By Dan Moffett

Frustrated town commissioners are looking for ways to accelerate Gulf Stream’s utilities project after learning it might not be completed until the end of the decade.
“It seems to me this town may need to take some appropriate steps to force the issue,” said Mayor Scott Morgan on hearing town engineering consultant Danny Brannon’s report about the slow pace of progress in burying utility service lines.
Not much has happened since FPL workers completed the first phase of the $5.4 million project and moved power lines underground on the south side of town. Neither AT&T nor Comcast has begun moving their telephone and cable wires off poles in the southern neighborhoods, and FPL is months   away from beginning Phase 2 work on the north side.
Brannon told town commissioners at their March meeting that, based on experience he’s had in other communities such as Jupiter Inlet Colony, it can take between two and three years to get the telephone and cable wires moved after FPL puts its electric wires underground. He said Comcast and AT&T are working on the design plans they’ll need to have in hand before they can begin moving lines to finish the project in the south end.
“I’ve been sitting here for a year on this commission hearing what you’ve reported,” Morgan told Brannon, “and it seems to be about the same. I’m not being critical of you or your company — you’re a marionette at the end of the string from Comcast and AT&T.”
Morgan said the town should consider negotiating a tougher timetable for the north end and get an agreement with the two companies to complete their work in a specific amount of time. He said the town should consider imposing penalties for delays.
Another option is for the town to hire contractors of its own to move the cable wiring. AT&T fabricates its own wires, but the cable company’s work could be done by someone else, and Commissioner Robert Ganger thinks that’s worth exploring.
“I’ve hardly ever seen a Comcast person here — there’s always a truck with some no-name on it that Comcast hires to do their dirty work,” Ganger said. “It’s not that complicated to take a pole, stick wire in some conduit and pull it. This is not rocket science.”

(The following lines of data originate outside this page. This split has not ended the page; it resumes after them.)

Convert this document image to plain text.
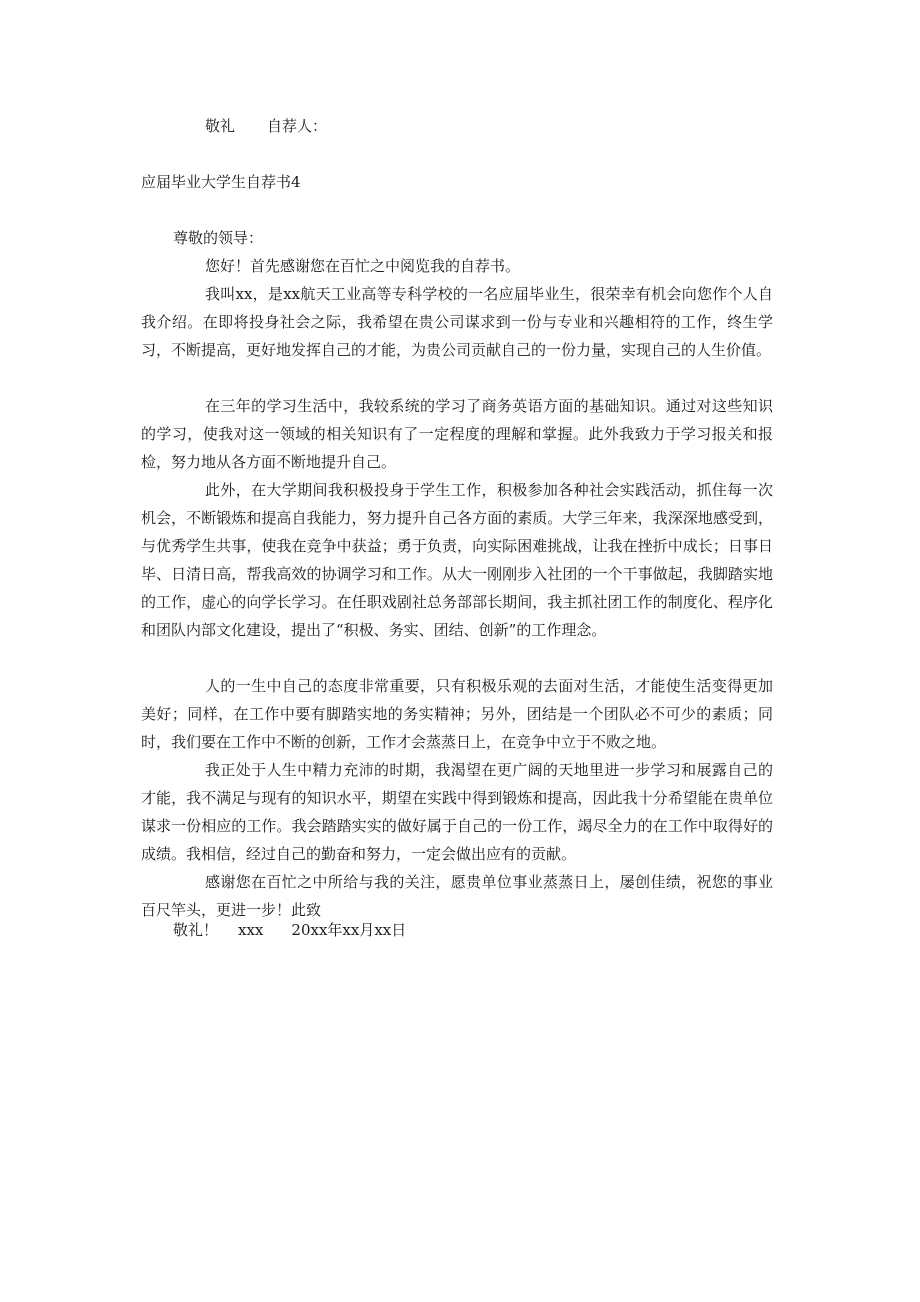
敬礼 自荐人：
应届毕业大学生自荐书4
尊敬的领导：
您好！首先感谢您在百忙之中阅览我的自荐书。
我叫xx，是xx航天工业高等专科学校的一名应届毕业生，很荣幸有机会向您作个人自我介绍。在即将投身社会之际，我希望在贵公司谋求到一份与专业和兴趣相符的工作，终生学习，不断提高，更好地发挥自己的才能，为贵公司贡献自己的一份力量，实现自己的人生价值。
在三年的学习生活中，我较系统的学习了商务英语方面的基础知识。通过对这些知识的学习，使我对这一领域的相关知识有了一定程度的理解和掌握。此外我致力于学习报关和报检，努力地从各方面不断地提升自己。
此外，在大学期间我积极投身于学生工作，积极参加各种社会实践活动，抓住每一次机会，不断锻炼和提高自我能力，努力提升自己各方面的素质。大学三年来，我深深地感受到，与优秀学生共事，使我在竞争中获益；勇于负责，向实际困难挑战，让我在挫折中成长；日事日毕、日清日高，帮我高效的协调学习和工作。从大一刚刚步入社团的一个干事做起，我脚踏实地的工作，虚心的向学长学习。在任职戏剧社总务部部长期间，我主抓社团工作的制度化、程序化和团队内部文化建设，提出了“积极、务实、团结、创新”的工作理念。
人的一生中自己的态度非常重要，只有积极乐观的去面对生活，才能使生活变得更加美好；同样，在工作中要有脚踏实地的务实精神；另外，团结是一个团队必不可少的素质；同时，我们要在工作中不断的创新，工作才会蒸蒸日上，在竞争中立于不败之地。
我正处于人生中精力充沛的时期，我渴望在更广阔的天地里进一步学习和展露自己的才能，我不满足与现有的知识水平，期望在实践中得到锻炼和提高，因此我十分希望能在贵单位谋求一份相应的工作。我会踏踏实实的做好属于自己的一份工作，竭尽全力的在工作中取得好的成绩。我相信，经过自己的勤奋和努力，一定会做出应有的贡献。
感谢您在百忙之中所给与我的关注，愿贵单位事业蒸蒸日上，屡创佳绩，祝您的事业百尺竿头，更进一步！此致
敬礼！ xxx 20xx年xx月xx日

Brannon said outside contractors could cost the town twice as much as Comcast. “But if time is of the essence, then we’ll have to weigh that,” he said, and told commissioners he had discussed the idea with Comcast representatives in Atlanta.
“We can’t go over this budget,” Ganger said. “But by the same token, we can’t have poles in the skies for the next decade.”
After Comcast and AT&T complete their work, perhaps several years from now, FPL still has to come back and remove all the poles. At the current pace, that conceivably could run into 2019 or beyond.
Commissioners found solace in two positive points: So far, the project has stayed roughly within its budget. And if, heaven forbid, a hurricane should strike the town this season, at least south end residents would have electricity, if nothing else.
“We’ve achieved about a tenth of what we wanted to achieve,” said Ganger, who started pushing the project in 2008. “But at least we’ve achieved something.”